Pour 2015, deux opérations importantes sont attendues par l’armée de Terre. La première concerne le remplacement de ses systèmes de drones tactiques intérimaires (SDTI) Sperwer (notez le mot « intérimaire »…), qui seront à « bout de souffle » en 2017, comme la souligné le CEMAT. Et il « faut songer à (les) remplacer pour éviter une rupture capacitaire », a-t-il ajouté.  »

« La nécessité, déjà avérée en Afghanistan, de disposer de drones tactiques se confirme dans la bande sahelo-saharienne. Il s’agit en effet de compléter la gamme de drone MALE dont les priorités d’emploi de niveau stratégique ne permettent de couvrir qu’à hauteur de 20 % les besoins vitaux en renseignement du chef tactique. Les obsolescences incompatibles avec le maintien en service du SDTI au-delà de 2017 nécessitent le lancement de son successeur dès 2015, pour lequel le financement est programmé », a expliqué le général Bosser.

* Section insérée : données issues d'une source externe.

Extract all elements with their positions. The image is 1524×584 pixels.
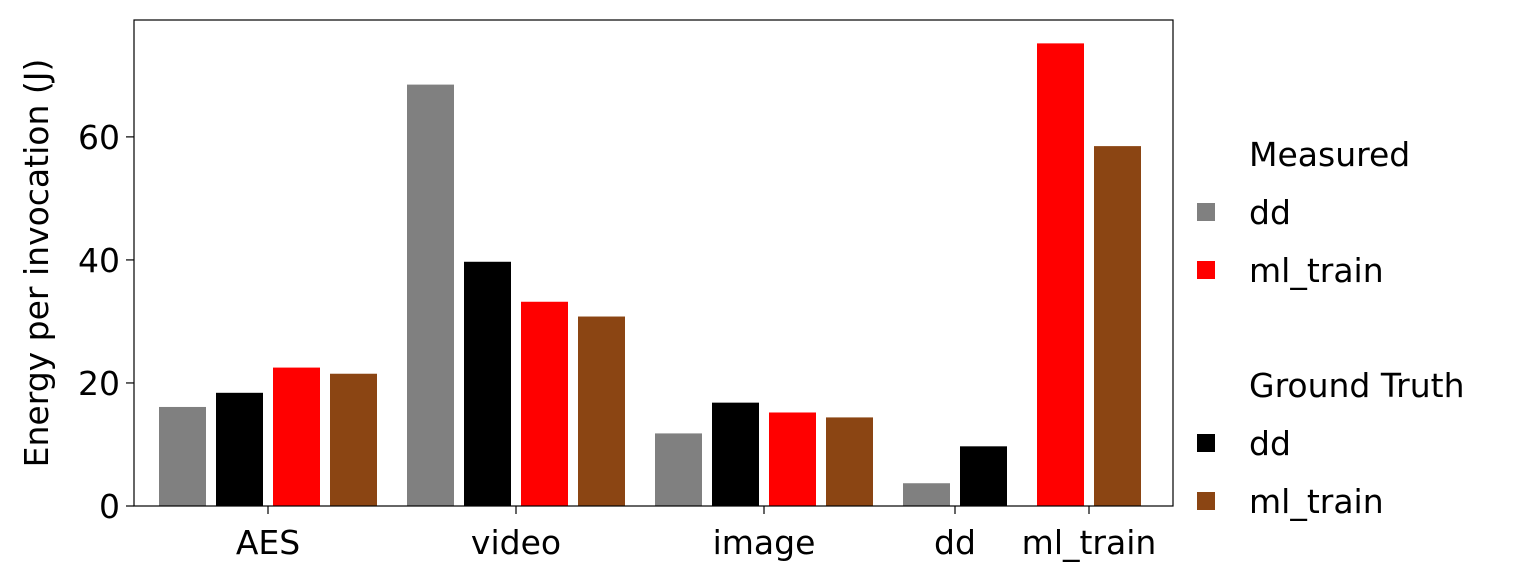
- bar-image-ground-truth-dd: [712, 402, 759, 506]
- x-tick-label: video: [471, 523, 561, 562]
- legend-heading: Measured: [1249, 135, 1410, 174]
- y-tick-label: 40: [78, 241, 120, 280]
- bar-image-ground-truth-ml-train: [826, 417, 873, 506]
- bar-aes-ground-truth-ml-train: [330, 373, 377, 506]
- x-tick-label: ml_train: [1022, 523, 1157, 562]
- bar-video-measured-dd: [407, 84, 454, 506]
- bar-ml-train-ground-truth-ml-train: [1094, 146, 1141, 506]
- y-axis: 0 20 40 60: [78, 118, 134, 526]
- bar-dd-measured-dd: [903, 483, 950, 506]
- bar-ml-train-measured-ml-train: [1037, 43, 1084, 506]
- legend: Measured dd ml_train Ground Truth dd ml_train: [1197, 135, 1465, 521]
- bar-dd-ground-truth-dd: [960, 446, 1007, 506]
- y-tick-label: 20: [78, 364, 120, 403]
- legend-label: ml_train: [1249, 482, 1384, 521]
- legend-swatch: [1197, 434, 1215, 452]
- y-tick-label: 60: [78, 118, 120, 157]
- x-axis: AES video image dd ml_train: [236, 506, 1157, 562]
- legend-swatch: [1197, 261, 1215, 279]
- legend-swatch: [1197, 492, 1215, 510]
- x-tick-label: AES: [236, 523, 300, 562]
- legend-label: dd: [1249, 424, 1291, 463]
- bars-layer: [159, 43, 1141, 506]
- legend-swatch: [1197, 203, 1215, 221]
- bar-aes-measured-ml-train: [273, 367, 320, 506]
- bar-video-ground-truth-dd: [464, 261, 511, 506]
- bar-image-measured-ml-train: [769, 412, 816, 506]
- bar-aes-ground-truth-dd: [216, 392, 263, 506]
- bar-image-measured-dd: [655, 433, 702, 506]
- legend-label: dd: [1249, 193, 1291, 232]
- bar-aes-measured-dd: [159, 406, 206, 506]
- legend-heading: Ground Truth: [1249, 366, 1465, 405]
- bar-video-ground-truth-ml-train: [578, 316, 625, 506]
- x-tick-label: dd: [934, 523, 976, 562]
- bar-video-measured-ml-train: [521, 301, 568, 506]
- y-tick-label: 0: [99, 487, 120, 526]
- legend-label: ml_train: [1249, 251, 1384, 290]
- plot-frame: [133, 19, 1174, 507]
- x-tick-label: image: [713, 523, 816, 562]
- y-axis-label: Energy per invocation (J): [17, 59, 56, 468]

La seconde opération visera à améliorer la mobilité des forces spéciales de l’armée de Terre, avec le lancement d’un programme destiné à remplacer les Véhicules légers de reconnaissance et d’appui (VLRA) et les Peugeot P4, dont la rénovation, a précisé le général Bosser, coûte « 27.000 euros pièce ».

« La DGA [ndlr, Direction générale de l’armement] comprend tout l’enjeu de ces petits programmes aux montants somme toute assez faibles, même s’il n’est pas toujours facile de protéger ces crédits en période de forte turbulence budgétaire. De plus, en raison du degré de spécification de ces équipements, on est parfois tenté d’attendre quelques années le matériel parfait alors qu’on en a besoin rapidement et qu’il est peut-être déjà disponible sur étagère », a par ailleurs estimé le CEMAT.